Abstract

AbstractIn this article, I examine French language instruction in an elementary classroom serving primarily children of Afro‐French immigrants in Paris. I show that a prevalent French language ideology privileges written over oral expression and associates full mastery of written French with rational thought and full inclusion in the French polity. This ideology has over two centuries generated particular means for regimenting standard language forms through classroom instruction, inculcating enduring orthographic and grammatical forms, and socializing literary works as models of correct French prose. My field research employed ethnographic principles and data collection techniques including participant ethnographic observation in multiple school and community settings during six months of 2005–2006, with a follow‐up study in 2010. Data for this article are taken from ethnographic interviews, field notes, writing samples and audiotaped language classes of a fifth grade class, as well as relevant contextual documentation.
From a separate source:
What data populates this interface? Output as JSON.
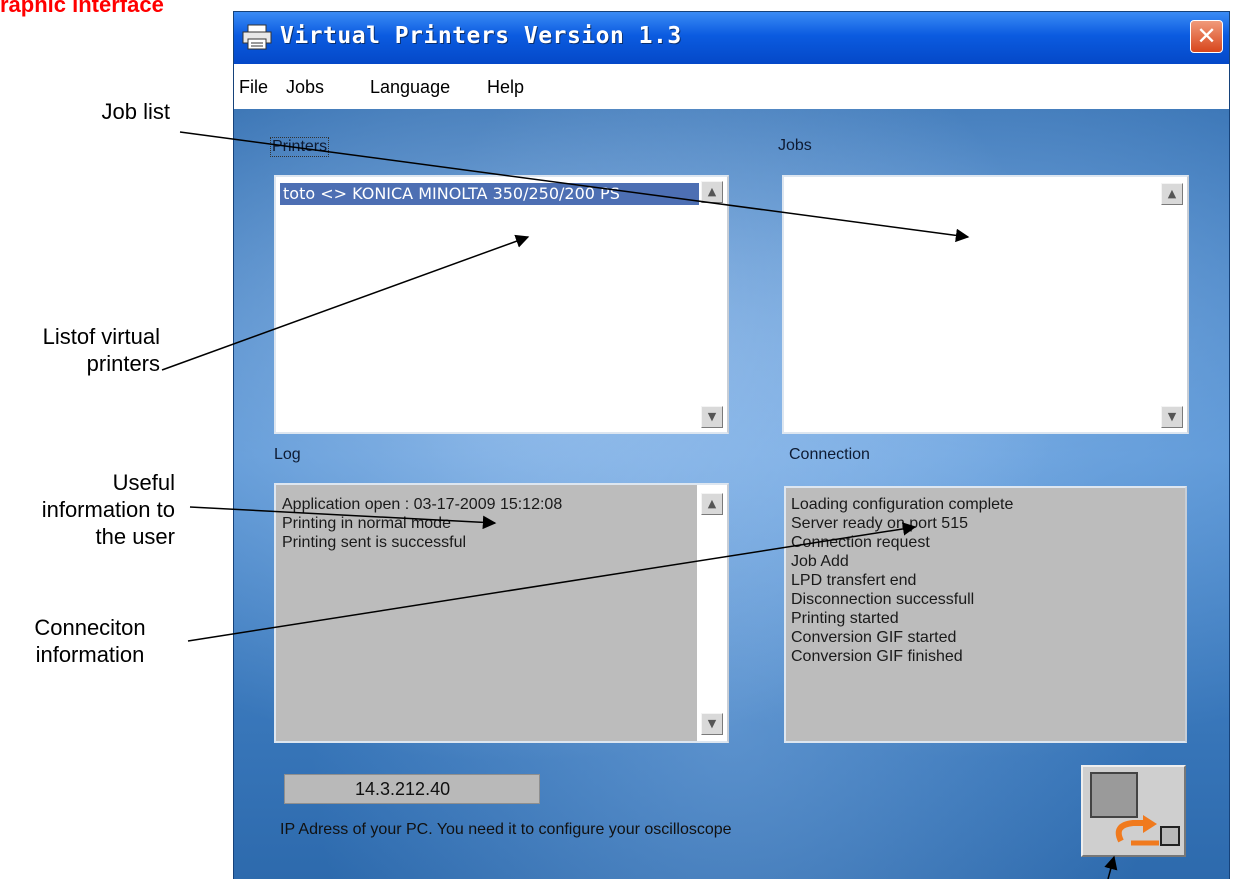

Although ethnographic observation confirmed the cultural reproduction of the historically constructed distinction between written and oral French, closer examination of typical classroom sequences in which work with texts was embedded in verbal interaction revealed the shifting and permeable boundaries that existed among varieties of oral and written French language, as the normative structures were enacted but also continually negotiated, ignored or contested by both teacher and children. By regarding “scriptal‐schooled” French as a “regime of language” (Kroskrity, 2000), the interweaving of oral and written language performances and their contradictory and contested nature is examined as “dialectically related linguistic practices” (Collins & Blot, , p. 165). By focusing on the multiple appropriations (R. Chartier, ) of literacy occurring in the classroom, which tend to blur boundaries between oral and written language, my findings help recast prevailing explanations that assume that reflexive mastery of written French requires severing links with an oral‐practical relation to language.